Possible existence of super Chandrasekhar mass limit in the matter-curvature coupled gravity

TL;DR

This paper explores modified gravity theories to show that white dwarfs can have masses exceeding the classical Chandrasekhar limit, with implications for supernovae and stellar evolution.

Contribution

It introduces new models of f(R,L_m) and f(R,L_m,T) gravity that allow for super-Chandrasekhar white dwarfs, extending beyond classical limits.

Findings

White dwarf mass limit can reach up to 1.537 M_sun in f(R,L_m,T) gravity.

Modified gravity models predict lower compactness and gravitational redshift than neutron stars.

Stability analysis confirms the viability of super-Chandrasekhar white dwarfs in these models.

Abstract

We investigate white dwarfs in the framework of f(R,L_m) and f(R,L_m,T) gravity to explore the Chandrasekhar Limit.
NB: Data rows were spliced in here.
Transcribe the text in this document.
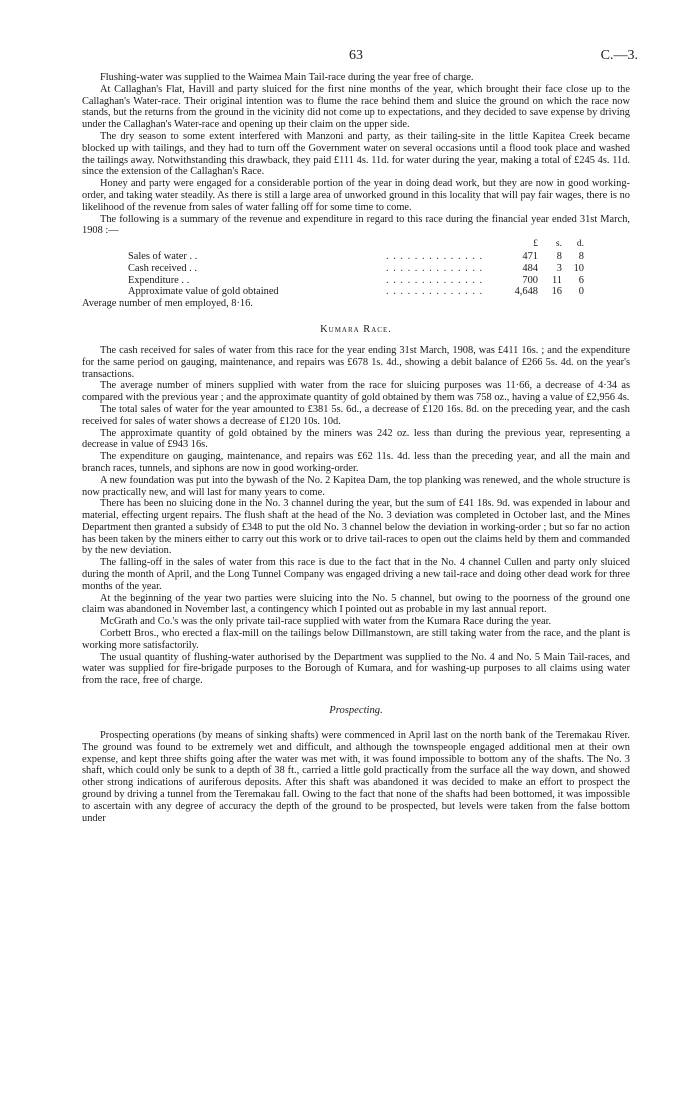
63	C.—3.

Flushing-water was supplied to the Waimea Main Tail-race during the year free of charge.

At Callaghan's Flat, Havill and party sluiced for the first nine months of the year, which brought their face close up to the Callaghan's Water-race. Their original intention was to flume the race behind them and sluice the ground on which the race now stands, but the returns from the ground in the vicinity did not come up to expectations, and they decided to save expense by driving under the Callaghan's Water-race and opening up their claim on the upper side.

The dry season to some extent interfered with Manzoni and party, as their tailing-site in the little Kapitea Creek became blocked up with tailings, and they had to turn off the Government water on several occasions until a flood took place and washed the tailings away. Notwithstanding this drawback, they paid £111 4s. 11d. for water during the year, making a total of £245 4s. 11d. since the extension of the Callaghan's Race.

Honey and party were engaged for a considerable portion of the year in doing dead work, but they are now in good working-order, and taking water steadily. As there is still a large area of unworked ground in this locality that will pay fair wages, there is no likelihood of the revenue from sales of water falling off for some time to come.

The following is a summary of the revenue and expenditure in regard to this race during the financial year ended 31st March, 1908 :—

		£	s.	d.
Sales of water . .	. . . . . . . . . . . . . .	471	8	8
Cash received . .	. . . . . . . . . . . . . .	484	3	10
Expenditure . .	. . . . . . . . . . . . . .	700	11	6
Approximate value of gold obtained	. . . . . . . . . . . . . .	4,648	16	0

Average number of men employed, 8·16.

Kumara Race.

The cash received for sales of water from this race for the year ending 31st March, 1908, was £411 16s. ; and the expenditure for the same period on gauging, maintenance, and repairs was £678 1s. 4d., showing a debit balance of £266 5s. 4d. on the year's transactions.

The average number of miners supplied with water from the race for sluicing purposes was 11·66, a decrease of 4·34 as compared with the previous year ; and the approximate quantity of gold obtained by them was 758 oz., having a value of £2,956 4s.

The total sales of water for the year amounted to £381 5s. 6d., a decrease of £120 16s. 8d. on the preceding year, and the cash received for sales of water shows a decrease of £120 10s. 10d.

The approximate quantity of gold obtained by the miners was 242 oz. less than during the previous year, representing a decrease in value of £943 16s.

The expenditure on gauging, maintenance, and repairs was £62 11s. 4d. less than the preceding year, and all the main and branch races, tunnels, and siphons are now in good working-order.

A new foundation was put into the bywash of the No. 2 Kapitea Dam, the top planking was renewed, and the whole structure is now practically new, and will last for many years to come.

There has been no sluicing done in the No. 3 channel during the year, but the sum of £41 18s. 9d. was expended in labour and material, effecting urgent repairs. The flush shaft at the head of the No. 3 deviation was completed in October last, and the Mines Department then granted a subsidy of £348 to put the old No. 3 channel below the deviation in working-order ; but so far no action has been taken by the miners either to carry out this work or to drive tail-races to open out the claims held by them and commanded by the new deviation.

The falling-off in the sales of water from this race is due to the fact that in the No. 4 channel Cullen and party only sluiced during the month of April, and the Long Tunnel Company was engaged driving a new tail-race and doing other dead work for three months of the year.

At the beginning of the year two parties were sluicing into the No. 5 channel, but owing to the poorness of the ground one claim was abandoned in November last, a contingency which I pointed out as probable in my last annual report.

McGrath and Co.'s was the only private tail-race supplied with water from the Kumara Race during the year.

Corbett Bros., who erected a flax-mill on the tailings below Dillmanstown, are still taking water from the race, and the plant is working more satisfactorily.

The usual quantity of flushing-water authorised by the Department was supplied to the No. 4 and No. 5 Main Tail-races, and water was supplied for fire-brigade purposes to the Borough of Kumara, and for washing-up purposes to all claims using water from the race, free of charge.

Prospecting.

Prospecting operations (by means of sinking shafts) were commenced in April last on the north bank of the Teremakau River. The ground was found to be extremely wet and difficult, and although the townspeople engaged additional men at their own expense, and kept three shifts going after the water was met with, it was found impossible to bottom any of the shafts. The No. 3 shaft, which could only be sunk to a depth of 38 ft., carried a little gold practically from the surface all the way down, and showed other strong indications of auriferous deposits. After this shaft was abandoned it was decided to make an effort to prospect the ground by driving a tunnel from the Teremakau fall. Owing to the fact that none of the shafts had been bottomed, it was impossible to ascertain with any degree of accuracy the depth of the ground to be prospected, but levels were taken from the false bottom under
We have considered two functional forms of f(R,L_m) and one functional form of f(R,L_m,T) gravity. Considering the matter Lagrangian L_m=p, we calculate modified TOV equations for each of the forms. By employing the fully degenerate electron gas equation of state in the modified TOV equations, we derive the mass-radius relation for each functional form of both f(R,L_m) and f(R,L_m,T) gravity. Our models imply modifications in the Chandrasekhar mass limit that deviate significantly from the GR and the Newtonian cases. In the f(R,L_m, T)$ gravity, the new mass limit of the white dwarf can reach upto 1.537\,\mathrm{M}_\odot while in f(R,L_m) with the quadratic extension can goes upto 1.52\,\mathrm{M}_\odot and with exponential extension upto 2.08\,\mathrm{M}_\odot. Further, we analyze the static stability criterion, the gravitational redshift, and the adiabatic indices. For the power-law form of f(R,L_m) and the non-linear form of f(R,L_m,T) gravity, significant variations are observed at higher densities (\rho_c > 10^{10}\, \mathrm{g/cm^3}), while substantial changes are noted at much lower central densities in the case of exponential form of f(R,L_m) gravity. We also calculate compactness and gravitational redshift, which are much lower than those of neutron stars and black holes. Stability is also confirmed by adiabatic indices, which show that all models yield \Gamma > 4/3 throughout the interiors of WDs. Overall, our models provide a viable framework for the existence of super-Chandrasekhar mass limit, extending beyond the classical predictions in the Newtonian and/or GR cases.